I've long been a fan of cowboy-decorated guitars and have had a bunch through over the years. Two stencil jobs on them are my favorites -- this one, which is titled "The Plainsman" at the headstock and refers to the Cecil B. DeMilles film -- and the variations on the Regal-made "Buck Jones" guitars. The scene on this one is just fantastic -- black and white high contrast (with ponderosa pine and cowpoke) on a metallic-grey background. 

This is also the cleanest Plainsman guitar I've ever seen, so I simply had to buy it because it's so darn cool that I wanted it in the shop. Unfortunately, unlike Regal and Harmony cowboy-theme parlor guitars, Richter guitars are not the best-sounding instruments out there "as-is" from the factory. Frankly, they tend to sound like a big heaping helping of "only OK." To make matters worse, if you string them with anything over 11-gauge strings, the necks warp on the quick.

I knew this wasn't going to be a great acoustic from the get-go because of these reasons, so I knew that as soon as I got it in I'd be converting it to a hollowbody electric role and that's just what I did. I put an Alnico V-magnet P90 pickup (Korean-made, Artec, in a humbucker-style housing) in the neck position, wired a simple harness with volume control on the shoulder, and fit an ABR-style bridge in place of the original mystery-wood floating bridge.

This has turned it into something like a '50s ES-125 in terms of tone... but a bit livelier and with more chime and sizzle. The scale length is also a short 24" and the wide nut and flat fretboard make it superb for fingerpicking with bare fingers -- so country-blues cats might be comfortable getting in on the act with this one, too.

A note on the pickup: while it's in a humbucker-style mount, the casing for it is actually matte-black plastic and so it sounds like a typical "dogear-style" plastic-covered P90 because it doesn't have the metal shell of the usual bucker-shaped P90s. Also a note on the bridge: I'm using the usual threaded adjustable posts and they're mounted nice and sturdy into the top as there's a thicker bridge plate just below the top in that area.

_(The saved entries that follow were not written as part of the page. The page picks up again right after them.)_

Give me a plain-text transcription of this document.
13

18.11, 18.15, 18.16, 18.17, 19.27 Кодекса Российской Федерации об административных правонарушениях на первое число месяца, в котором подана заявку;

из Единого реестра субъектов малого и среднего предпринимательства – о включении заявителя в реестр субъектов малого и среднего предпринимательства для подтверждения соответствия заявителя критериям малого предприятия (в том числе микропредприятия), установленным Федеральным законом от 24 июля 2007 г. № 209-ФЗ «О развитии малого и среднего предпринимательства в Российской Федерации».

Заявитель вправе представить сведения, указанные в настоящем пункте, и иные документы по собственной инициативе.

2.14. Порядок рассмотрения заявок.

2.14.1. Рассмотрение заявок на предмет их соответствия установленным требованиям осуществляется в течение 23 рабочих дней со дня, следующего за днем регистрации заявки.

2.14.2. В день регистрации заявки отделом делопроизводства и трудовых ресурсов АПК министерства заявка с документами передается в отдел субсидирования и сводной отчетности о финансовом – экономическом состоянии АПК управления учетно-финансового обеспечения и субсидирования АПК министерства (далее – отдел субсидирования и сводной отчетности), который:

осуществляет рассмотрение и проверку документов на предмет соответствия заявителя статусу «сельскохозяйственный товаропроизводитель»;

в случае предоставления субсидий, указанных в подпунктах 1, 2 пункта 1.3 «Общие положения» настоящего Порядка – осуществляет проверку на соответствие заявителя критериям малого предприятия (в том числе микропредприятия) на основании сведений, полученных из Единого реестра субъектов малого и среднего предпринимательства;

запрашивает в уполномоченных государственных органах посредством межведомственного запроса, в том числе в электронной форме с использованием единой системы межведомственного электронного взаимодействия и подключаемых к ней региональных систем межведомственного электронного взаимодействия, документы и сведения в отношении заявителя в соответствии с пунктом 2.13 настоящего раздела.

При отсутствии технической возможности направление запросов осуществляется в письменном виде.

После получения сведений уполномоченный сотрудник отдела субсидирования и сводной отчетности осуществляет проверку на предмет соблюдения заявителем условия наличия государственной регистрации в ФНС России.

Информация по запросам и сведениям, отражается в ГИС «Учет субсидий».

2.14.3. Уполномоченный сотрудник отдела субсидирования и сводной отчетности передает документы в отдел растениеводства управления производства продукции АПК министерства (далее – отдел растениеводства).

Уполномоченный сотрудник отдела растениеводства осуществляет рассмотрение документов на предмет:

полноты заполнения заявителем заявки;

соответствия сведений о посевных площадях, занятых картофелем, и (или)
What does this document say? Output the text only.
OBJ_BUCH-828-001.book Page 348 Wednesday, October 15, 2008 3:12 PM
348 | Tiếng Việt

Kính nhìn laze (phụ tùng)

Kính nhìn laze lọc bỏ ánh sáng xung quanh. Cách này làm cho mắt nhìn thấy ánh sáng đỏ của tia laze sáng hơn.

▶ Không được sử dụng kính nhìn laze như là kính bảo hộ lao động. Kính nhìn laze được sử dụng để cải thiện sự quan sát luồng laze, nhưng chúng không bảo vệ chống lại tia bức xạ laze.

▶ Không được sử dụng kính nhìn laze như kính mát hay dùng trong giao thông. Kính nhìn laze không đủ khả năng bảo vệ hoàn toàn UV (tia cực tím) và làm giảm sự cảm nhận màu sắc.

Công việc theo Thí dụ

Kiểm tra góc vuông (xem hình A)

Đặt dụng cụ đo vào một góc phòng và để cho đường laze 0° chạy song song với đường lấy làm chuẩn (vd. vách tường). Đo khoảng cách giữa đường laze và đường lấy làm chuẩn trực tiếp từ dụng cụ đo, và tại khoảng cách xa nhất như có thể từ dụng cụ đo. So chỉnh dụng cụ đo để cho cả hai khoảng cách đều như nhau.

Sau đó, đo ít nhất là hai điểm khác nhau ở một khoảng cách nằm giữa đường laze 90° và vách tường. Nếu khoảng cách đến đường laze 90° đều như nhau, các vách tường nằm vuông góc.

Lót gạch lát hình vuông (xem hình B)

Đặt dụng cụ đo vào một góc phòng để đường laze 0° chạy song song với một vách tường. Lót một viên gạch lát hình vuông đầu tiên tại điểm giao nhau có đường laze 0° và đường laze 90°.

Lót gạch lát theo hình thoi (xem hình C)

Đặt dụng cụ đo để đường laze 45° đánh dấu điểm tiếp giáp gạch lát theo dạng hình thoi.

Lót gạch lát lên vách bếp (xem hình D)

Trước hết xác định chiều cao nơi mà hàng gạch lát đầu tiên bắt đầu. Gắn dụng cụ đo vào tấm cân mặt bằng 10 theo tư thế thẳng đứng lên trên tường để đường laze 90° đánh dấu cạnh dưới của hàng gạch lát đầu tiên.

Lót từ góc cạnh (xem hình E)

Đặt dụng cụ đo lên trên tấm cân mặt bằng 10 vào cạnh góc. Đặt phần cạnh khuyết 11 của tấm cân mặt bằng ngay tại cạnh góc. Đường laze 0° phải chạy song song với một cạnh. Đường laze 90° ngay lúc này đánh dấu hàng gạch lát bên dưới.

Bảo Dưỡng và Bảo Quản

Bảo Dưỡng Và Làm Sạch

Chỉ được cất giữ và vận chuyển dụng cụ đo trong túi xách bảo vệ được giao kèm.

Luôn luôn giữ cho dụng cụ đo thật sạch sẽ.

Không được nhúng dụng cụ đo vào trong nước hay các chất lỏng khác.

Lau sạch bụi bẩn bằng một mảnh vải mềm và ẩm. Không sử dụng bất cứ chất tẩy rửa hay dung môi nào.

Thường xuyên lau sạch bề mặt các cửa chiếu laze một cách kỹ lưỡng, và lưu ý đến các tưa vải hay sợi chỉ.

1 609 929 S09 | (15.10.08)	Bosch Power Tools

I've done other more-major work on it, too, and now it plays like a little champ -- straight neck, good frets, and an easy player.

Repairs included: a neck reset, refret with jumbo/pyramid wire, cut and install of the humbucker-case P90 pickup, install of a relic'd Gotoh ABR-style adjustable bridge, new bone nut, fully-shielded wiring harness with cool '30s bakelite volume knob, light cleaning, side dots install (to replace whiteout marks), strap button at the heel, and good setup.

Setup notes: it plays perfectly with 1/16" action overall at the 12th fret. For someone wanting to practice acoustically, it might be good to jack the bass side up to 3/32" so it'll strum a little cleaner not plugged-in. The neck is straight and the bigger frets w/wider tang (added compression to the board) mean it'll stay that way for anything up to 11s. Currently it's setup with electric 46w-10 gauges with a plain G and the tension handles like a Mustang -- quick, easy, and bendy.

Scale length: 24"
Nut width: 1 3/4"
String spacing at nut: 1 1/2"
String spacing at bridge: 2"
Body length: 18"
Lower bout width: 14 1/4"
Waist width: 8"
Upper bout width: 9 3/4"
Side depth at endpin: 3 3/4"
Top wood: solid birch
Back/sides wood: solid birch
Bracing type: ladder
Fretboard: mystery-wood (birch? -- neck is poplar)
Bridge: adjustable Gotoh aged ABR-style
Neck feel: medium C-shape, flat board

Condition notes: overall it's in fantastic shape with only light scratches in the finish here and there and a little wear on the fretboard at frets 1-3. The image is in wonderful shape. The finish itself has yellowed a bit over time and so the metallic grey base color is discolored a bit differently on each side. The guitar has no cracks (despite being made of solid birch throughout) and structurally is in good order.

It comes with: a funky old chip case that serves for storage or light use.